The problems started earlier in the week for Lyft, as investors anticipated the release of Uber’s prospectus for its initial public offering, and Lyft’s stock price started to drop. By Friday (April 12) at 10 a.m. EST, hours after that document went public, that price dropped to $58.21 — about 19 percent below Lyft’s IPO offering of $72.
It’s not just that Uber was hogging the spotlight as it neared its own IPO, though that seemed to be a big part of it, given the reported confusion about how to exactly compare the two ridesharing rivals, whose metrics don’t exactly match up.
Part of the reason for the recent Lyft decline also reportedly could stem from the fact that both companies have a different scope and wildly different ambitions. Lyft seems content with ridesharing. Uber, going by its S-1 and its previous expansion efforts, tends to imagine itself as following in the footsteps of Amazon to achieve a much broader level of service and success.
Investor Views
That doesn’t mean investors have totally soured on Lyft, not if you go by the view reportedly offered by Wedbush Securities in the wake of the release of Uber’s prospectus. The firm gave Lyft’s stock a neutral rating and a 12-month price target of $80, according to CNBC. The firm’s analysts wrote that “now that Uber’s S-1 was released after the close yesterday we think investors don’t yet have a whole lot more clarity on some of the key comparable metrics.”
Take gross bookings as an example of where some of that confusion is coming from.
Uber in its IPO prospectus reported $11.48 billion for the fourth quarter of 2018, an approximately 25 percent increase for the same period in 2017. For the Uber Eats food delivery business, gross bookings increased about 129 percent year over year in the fourth quarter of 2018, reaching $2.56 billion. Those gross bookings include tips and surcharges imposed during busy times.
For the full year 2018, Uber has gross bookings of more than $50 billion, a 45 percent increase from 2017.

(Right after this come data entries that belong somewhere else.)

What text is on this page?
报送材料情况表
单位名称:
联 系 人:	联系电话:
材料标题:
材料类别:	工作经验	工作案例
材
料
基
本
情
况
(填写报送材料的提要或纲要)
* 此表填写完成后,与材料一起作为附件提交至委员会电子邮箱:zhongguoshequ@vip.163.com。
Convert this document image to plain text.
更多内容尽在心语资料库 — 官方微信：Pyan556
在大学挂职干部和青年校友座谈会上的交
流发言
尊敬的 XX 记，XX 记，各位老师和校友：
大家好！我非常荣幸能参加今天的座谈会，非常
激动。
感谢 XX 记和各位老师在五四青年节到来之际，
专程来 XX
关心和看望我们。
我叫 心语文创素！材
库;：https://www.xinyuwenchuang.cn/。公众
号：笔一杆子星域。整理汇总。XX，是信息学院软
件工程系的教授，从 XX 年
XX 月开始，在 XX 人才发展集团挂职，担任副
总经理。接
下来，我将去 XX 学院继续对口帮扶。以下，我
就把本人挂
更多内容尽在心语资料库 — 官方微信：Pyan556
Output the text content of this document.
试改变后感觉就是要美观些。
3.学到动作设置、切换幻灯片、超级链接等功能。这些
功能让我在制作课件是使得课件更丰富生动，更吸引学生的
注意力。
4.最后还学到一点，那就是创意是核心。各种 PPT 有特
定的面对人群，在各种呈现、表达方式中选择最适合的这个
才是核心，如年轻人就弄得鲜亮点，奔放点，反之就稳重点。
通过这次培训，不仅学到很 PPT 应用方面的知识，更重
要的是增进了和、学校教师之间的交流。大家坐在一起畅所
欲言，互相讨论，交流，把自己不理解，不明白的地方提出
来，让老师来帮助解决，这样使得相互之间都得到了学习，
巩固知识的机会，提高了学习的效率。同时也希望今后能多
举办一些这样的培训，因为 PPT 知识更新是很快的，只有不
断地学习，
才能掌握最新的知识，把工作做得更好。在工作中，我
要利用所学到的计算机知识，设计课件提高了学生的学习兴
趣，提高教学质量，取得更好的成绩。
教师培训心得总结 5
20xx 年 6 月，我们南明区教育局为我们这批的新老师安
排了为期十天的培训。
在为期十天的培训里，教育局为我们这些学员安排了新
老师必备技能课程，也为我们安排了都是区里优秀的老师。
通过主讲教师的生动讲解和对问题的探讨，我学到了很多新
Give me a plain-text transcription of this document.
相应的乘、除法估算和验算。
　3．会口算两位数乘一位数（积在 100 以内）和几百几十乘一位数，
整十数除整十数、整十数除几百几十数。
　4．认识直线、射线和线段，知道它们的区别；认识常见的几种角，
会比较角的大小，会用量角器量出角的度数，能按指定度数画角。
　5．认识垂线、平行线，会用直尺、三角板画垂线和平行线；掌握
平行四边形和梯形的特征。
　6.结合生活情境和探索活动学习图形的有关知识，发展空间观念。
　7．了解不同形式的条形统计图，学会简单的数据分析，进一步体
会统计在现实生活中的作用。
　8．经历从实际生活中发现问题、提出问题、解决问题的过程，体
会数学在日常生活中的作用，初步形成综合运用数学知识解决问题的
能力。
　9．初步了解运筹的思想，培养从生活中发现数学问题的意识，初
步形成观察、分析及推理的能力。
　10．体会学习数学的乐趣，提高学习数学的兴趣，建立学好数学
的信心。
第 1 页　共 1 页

Lyft, in 2018, had gross bookings of more than $8 billion — certainly much less than Uber took in, but also a 76 percent increase from the previous year, outpacing Uber’s growth. That said, Lyft does not include tolls and surcharges, and has much less of a global presence than does its rideshare rival.
“We believe there could be continued pressure on Lyft shares while investors wait for Uber’s roadshow and dig further into the full financial metrics,” Wedbush analysts wrote, according to the report. “In our opinion, the battle for market share will be balanced going forward.”
Two Paths
There is no doubt, though, that Uber intends to keep growing in digital payments and commerce, and to take on much more than Lyft is willing to do. In fact, in a letter that came with the Uber IPO prospectus, CEO Dara Khosrowshahi wrote that Uber is “still barely scratching the surface when it comes to huge industries like food and logistics.” Compare that to recent comments from John Zimmer, Lyft’s co-founder, saying his company is “solely focused on consumer transportation.”
That said, Uber, for all its ambitions, has not yet made a profit (nor has Lyft). That’s raising fresh concerns this week, with one analysis finding that 81 percent of U.S. companies doing IPOs last year had yet to make any profit — the percentage for tech firms was even higher, at 84 percent. “In fact, the last time that large a percentage of tech firms were going public without making money was in 1999 and 2000, when 86 percent of the internet companies that turned to Wall Street were unprofitable,” the report reads, referring to the era’s dot.com bust. (That said, Amazon took more than a little while to post its first profit, of course.)
Buckle up. The ride toward Uber’s public offering should be an interesting one, as should the coming developments regarding Lyft and investor confidence in that ridesharing services provider.